4. Organizing data for repeatable workflows

4.1 Browsing catalogs, schemas, and tables in Unity Catalog

The three-level namespace

Each table in Databricks lives at a specific address: catalog.schema.table. You used this three-part path in every query in this course (main.sales.customers, main.sales.orders). Here is what these three levels mean:

catalog                        ← niveau le plus haut (département ou limite de projet)
  └── schema                   ← organisation par thème ou domaine
        ├── table_1            ← données réelles
        ├── table_2
        └── view_1
LevelRoleExample
CatalogGroups related datasets.
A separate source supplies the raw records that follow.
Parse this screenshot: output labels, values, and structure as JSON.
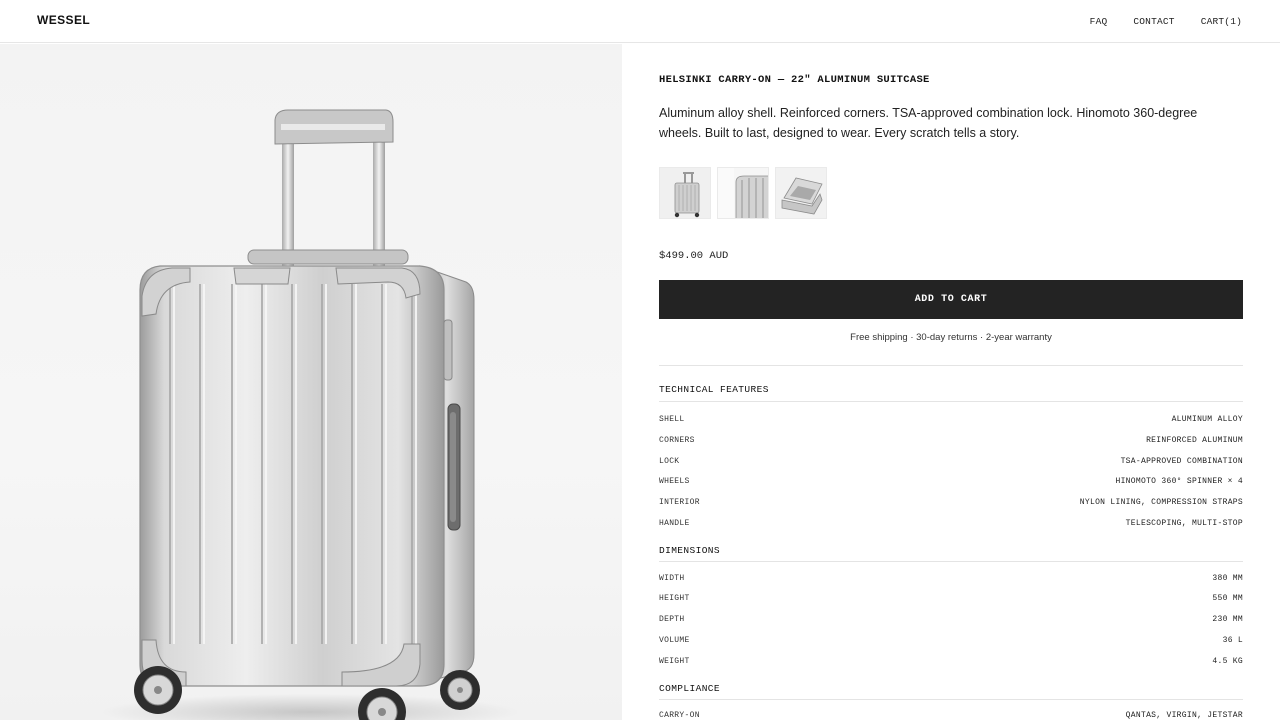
{
  "header": {
    "logo": "WESSEL",
    "nav": [
      "FAQ",
      "CONTACT",
      "CART(1)"
    ]
  },
  "product": {
    "title": "HELSINKI CARRY-ON — 22\" ALUMINUM SUITCASE",
    "description": "Aluminum alloy shell. Reinforced corners. TSA-approved combination lock. Hinomoto 360-degree wheels. Built to last, designed to wear. Every scratch tells a story.",
    "price": "$499.00 AUD",
    "add_to_cart": "ADD TO CART",
    "perks": "Free shipping · 30-day returns · 2-year warranty"
  },
  "sections": {
    "technical": {
      "heading": "TECHNICAL FEATURES",
      "rows": [
        {
          "k": "SHELL",
          "v": "ALUMINUM ALLOY"
        },
        {
          "k": "CORNERS",
          "v": "REINFORCED ALUMINUM"
        },
        {
          "k": "LOCK",
          "v": "TSA-APPROVED COMBINATION"
        },
        {
          "k": "WHEELS",
          "v": "HINOMOTO 360° SPINNER × 4"
        },
        {
          "k": "INTERIOR",
          "v": "NYLON LINING, COMPRESSION STRAPS"
        },
        {
          "k": "HANDLE",
          "v": "TELESCOPING, MULTI-STOP"
        }
      ]
    },
    "dimensions": {
      "heading": "DIMENSIONS",
      "rows": [
        {
          "k": "WIDTH",
          "v": "380 MM"
        },
        {
          "k": "HEIGHT",
          "v": "550 MM"
        },
        {
          "k": "DEPTH",
          "v": "230 MM"
        },
        {
          "k": "VOLUME",
          "v": "36 L"
        },
        {
          "k": "WEIGHT",
          "v": "4.5 KG"
        }
      ]
    },
    "compliance": {
      "heading": "COMPLIANCE",
      "rows": [
        {
          "k": "CARRY-ON",
          "v": "QANTAS, VIRGIN, JETSTAR"
        }
      ]
    }
  },
  "colors": {
    "button_bg": "#232323",
    "button_text": "#ffffff",
    "hero_bg": "#f3f3f3",
    "divider": "#e4e4e4"
  },
  "icons": {
    "main_image": "suitcase-icon",
    "thumbnails": [
      "suitcase-front-icon",
      "suitcase-side-icon",
      "suitcase-open-icon"
    ]
  }
}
Think in terms of department or project scopemain
DiagramOrganizes tables by theme or areasales, marketing
Table / ViewContains actual datacustomers, orders, products

This three-tier structure is part of Unity Catalog, the governance layer that controls who can access what. Writing main.sales.customers specifies exactly where this table is located in the hierarchy — no ambiguity.
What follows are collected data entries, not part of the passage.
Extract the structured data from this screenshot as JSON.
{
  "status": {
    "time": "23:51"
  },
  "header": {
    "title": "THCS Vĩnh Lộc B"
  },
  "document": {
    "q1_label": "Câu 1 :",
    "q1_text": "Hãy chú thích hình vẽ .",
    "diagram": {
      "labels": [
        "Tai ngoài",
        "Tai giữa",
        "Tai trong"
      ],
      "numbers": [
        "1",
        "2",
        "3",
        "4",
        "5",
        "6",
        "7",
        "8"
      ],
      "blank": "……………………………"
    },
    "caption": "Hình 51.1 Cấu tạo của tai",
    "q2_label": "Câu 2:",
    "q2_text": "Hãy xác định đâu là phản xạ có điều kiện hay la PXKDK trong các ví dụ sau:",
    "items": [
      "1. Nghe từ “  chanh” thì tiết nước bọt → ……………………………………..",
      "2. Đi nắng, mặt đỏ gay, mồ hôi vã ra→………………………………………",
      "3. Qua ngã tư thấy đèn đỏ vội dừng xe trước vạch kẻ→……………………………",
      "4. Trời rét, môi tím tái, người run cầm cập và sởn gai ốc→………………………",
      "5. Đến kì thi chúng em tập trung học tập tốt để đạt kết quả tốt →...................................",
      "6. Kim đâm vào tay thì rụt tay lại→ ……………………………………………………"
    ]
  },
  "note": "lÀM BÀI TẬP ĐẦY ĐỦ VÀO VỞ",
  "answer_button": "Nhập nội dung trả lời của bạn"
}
Explore visually with Data Explorer

  1. Click on the Data icon in the left sidebar of the SQL editor
  2. A list of catalogs appears — expand main
  3. Schemas appear — expand sales
  4. The tables appear: customers, orders, products
  5. Click on customers: the columns and their data type are displayed
  6. Sample Data tab: see the first lines without writing SQL

Explore with DESCRIBE

-- Afficher la structure (colonnes, types, commentaires) d'une table
DESCRIBE main.sales.customers;
col_namedata_typehow
customer_idintNULL
first_namethongNULL
last_namethongNULL
emailthongNULL
registration_datedateNULL

DESCRIBE is particularly useful in environments where the GUI is not available, or when you want to document the structure of a table in a query.
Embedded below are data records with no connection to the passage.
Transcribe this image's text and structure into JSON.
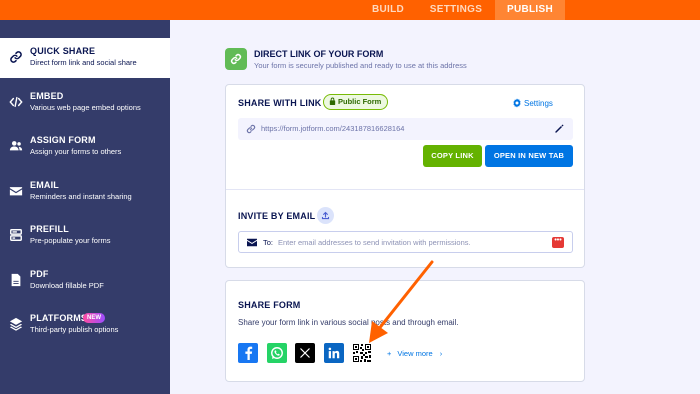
{
  "topbar": {
    "tabs": [
      {
        "label": "BUILD"
      },
      {
        "label": "SETTINGS"
      },
      {
        "label": "PUBLISH",
        "active": true
      }
    ]
  },
  "sidebar": {
    "items": [
      {
        "title": "QUICK SHARE",
        "subtitle": "Direct form link and social share",
        "icon": "link-icon",
        "active": true
      },
      {
        "title": "EMBED",
        "subtitle": "Various web page embed options",
        "icon": "code-icon"
      },
      {
        "title": "ASSIGN FORM",
        "subtitle": "Assign your forms to others",
        "icon": "users-icon"
      },
      {
        "title": "EMAIL",
        "subtitle": "Reminders and instant sharing",
        "icon": "envelope-icon"
      },
      {
        "title": "PREFILL",
        "subtitle": "Pre-populate your forms",
        "icon": "prefill-icon"
      },
      {
        "title": "PDF",
        "subtitle": "Download fillable PDF",
        "icon": "pdf-icon"
      },
      {
        "title": "PLATFORMS",
        "subtitle": "Third-party publish options",
        "icon": "layers-icon",
        "badge": "NEW"
      }
    ]
  },
  "header": {
    "title": "DIRECT LINK OF YOUR FORM",
    "subtitle": "Your form is securely published and ready to use at this address"
  },
  "share_link": {
    "title": "SHARE WITH LINK",
    "status": "Public Form",
    "settings_label": "Settings",
    "url": "https://form.jotform.com/243187816628164",
    "copy_label": "COPY LINK",
    "open_label": "OPEN IN NEW TAB"
  },
  "invite": {
    "title": "INVITE BY EMAIL",
    "to_label": "To:",
    "placeholder": "Enter email addresses to send invitation with permissions."
  },
  "share_form": {
    "title": "SHARE FORM",
    "description": "Share your form link in various social posts and through email.",
    "socials": [
      "facebook-icon",
      "whatsapp-icon",
      "x-icon",
      "linkedin-icon",
      "qr-code-icon"
    ],
    "view_more": "View more"
  },
  "colors": {
    "topbar": "#ff6100",
    "sidebar": "#343c6a",
    "copy_button": "#64b200",
    "open_button": "#0075e3",
    "annotation_arrow": "#ff6100"
  }
}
4.2 Creating and managing views for organized query logic

Two types of views in Databricks SQL

A view is a saved query that you reference by name, as a shortcut to a specific slice of your data. Databricks supports two types:

CharacteristicTemporary ViewPermanent View
LifespanCurrent session only, disappears when disconnectedPersists in catalog until explicit DROP
VisibilityOnly in your sessionAccessible to all users with access to the schema
Use casesExploration, work sessions, no cleanup requiredReusable logic tomorrow, next week, by the team
SyntaxCREATE OR REPLACE TEMPORARY VIEW name AS ...CREATE OR REPLACE VIEW catalog.schema.name AS ...

Temporary views

-- Créer une vue temporaire pour les clients à haute valeur
CREATE OR REPLACE TEMPORARY VIEW high_value_customers AS 
SELECT c.customer_id, 
       c.first_name, 
       c.last_name, 
       SUM(o.order_amount) AS total_spent 
FROM main.sales.customers c 
JOIN main.sales.orders o ON c.customer_id = o.customer_id 
GROUP BY c.customer_id, c.first_name, c.last_name 
HAVING SUM(o.order_amount) > 500;
-- (view created — aucune ligne retournée)
-- Interroger la vue : tous les clients au-dessus de 500
SELECT * 
FROM high_value_customers 
ORDER BY total_spent DESC;
customer_idfirst_namelast_nametotal_spent
1JohnSmith2732.99
3MICHAELCHEN1729.47
2SarahJohnson1437.98
6Oliviamartinez960.50
12IsabellaLee924.00
7JAMESAnderson788.99
4EmilyDavis684.00
9liamtaylor638.99
-- Réutiliser la vue pour un COUNT
SELECT COUNT(*) AS high_value_count 
FROM high_value_customers;
-- Résultat : 8

-- Réutiliser la vue pour une moyenne
SELECT ROUND(AVG(total_spent), 2) AS avg_high_value_spend 
FROM high_value_customers;
-- Résultat : 1237.12

Permanent views

-- Créer une vue permanente dans le catalog
CREATE OR REPLACE VIEW main.sales.high_value_customers AS 
SELECT c.customer_id, 
       c.first_name, 
       c.last_name, 
       SUM(o.order_amount) AS total_spent 
FROM main.sales.customers c 
JOIN main.sales.orders o ON c.customer_id = o.customer_id 
GROUP BY c.customer_id, c.first_name, c.last_name 
HAVING SUM(o.order_amount) > 500;
-- Mettre à jour la vue permanente (changer le seuil à 1000)
CREATE OR REPLACE VIEW main.sales.high_value_customers AS 
SELECT c.customer_id, 
       c.first_name, 
       c.last_name, 
       SUM(o.order_amount) AS total_spent 
FROM main.sales.customers c 
JOIN main.sales.orders o ON c.customer_id = o.customer_id 
GROUP BY c.customer_id, c.first_name, c.last_name 
HAVING SUM(o.order_amount) > 1000;
-- Après CREATE OR REPLACE avec seuil 1000 : moins de clients
SELECT * 
FROM main.sales.high_value_customers 
ORDER BY total_spent DESC;
customer_idfirst_namelast_nametotal_spent
1JohnSmith2732.99
3MICHAELCHEN1729.47
2SarahJohnson1437.98
-- Supprimer une vue permanente
DROP VIEW IF EXISTS main.sales.high_value_customers;

-- Supprimer une vue temporaire
DROP VIEW IF EXISTS high_value_customers;

Behavior of CREATE OR REPLACE VIEW: if the view does not exist, it is created. If it already exists, it is replaced without error. No more need for DROP then CREATE. This is the recommended pattern.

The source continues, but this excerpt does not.